It is fortunate that the Centro de Arte Reina Sofía, facing Estación de Atocha at the end of Paseo del Prado, keeps slightly different opening hours and days to its neighbours. For this leading exhibition space and permanent gallery of modern Spanish art – its centrepiece is Picasso’s greatest picture, Guernica – is another essential stop on the Madrid art circuit, and one that really mustn’t be seen after a Prado–Thyssen overdose.
The museum, a vast former hospital, is a kind of Madrid response to the Pompidou Centre in Paris, with transparent lifts shuttling visitors up the outside of the Sabatini building to the permanent collection. Like the other two great art museums, it has also undergone a major extension programme – the French architect Jean Nouvel has added a massive state-of-the-art metal-and-glass wing behind the main block. If the queues at the main entrance are too long, try the alternative one in the new extension on the Ronda de Atocha. You can also buy tickets in advance via the website.

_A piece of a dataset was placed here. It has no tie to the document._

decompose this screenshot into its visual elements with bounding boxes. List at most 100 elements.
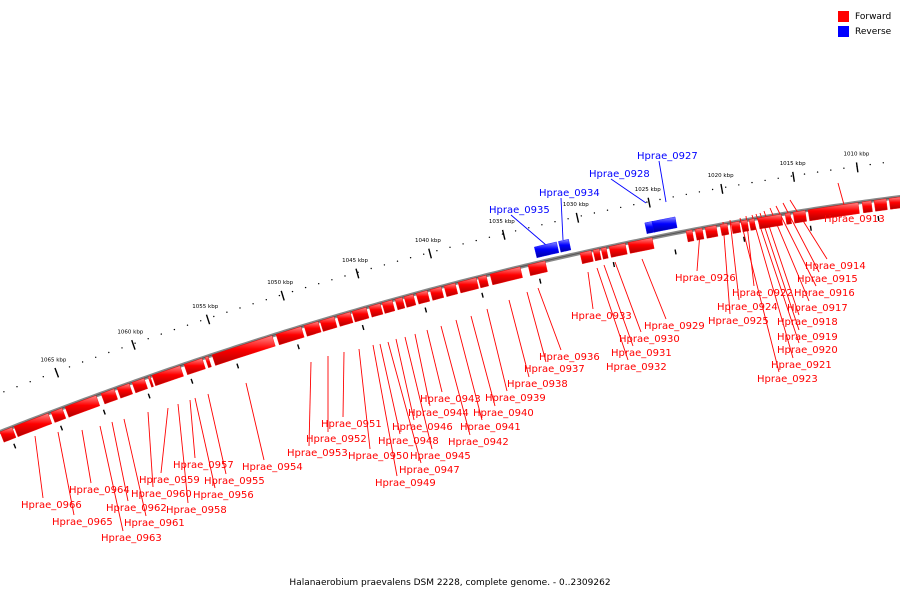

It is for Picasso’s Guernica that most visitors come to the Reina Sofía, and rightly so. Superbly displayed, this icon of twentieth-century Spanish art and politics carries a shock that defies all familiarity. Picasso painted it in response to the bombing of the Basque town of Gernika by the German Luftwaffe, acting in concert with Franco, in the Spanish Civil War. In the fascinating preliminary studies, displayed around the room, you can see how he developed its symbols – the dying horse, the woman mourning her dead, the bull, the sun, the flower, the light bulb – and then return to the painting to marvel at how he made it all work.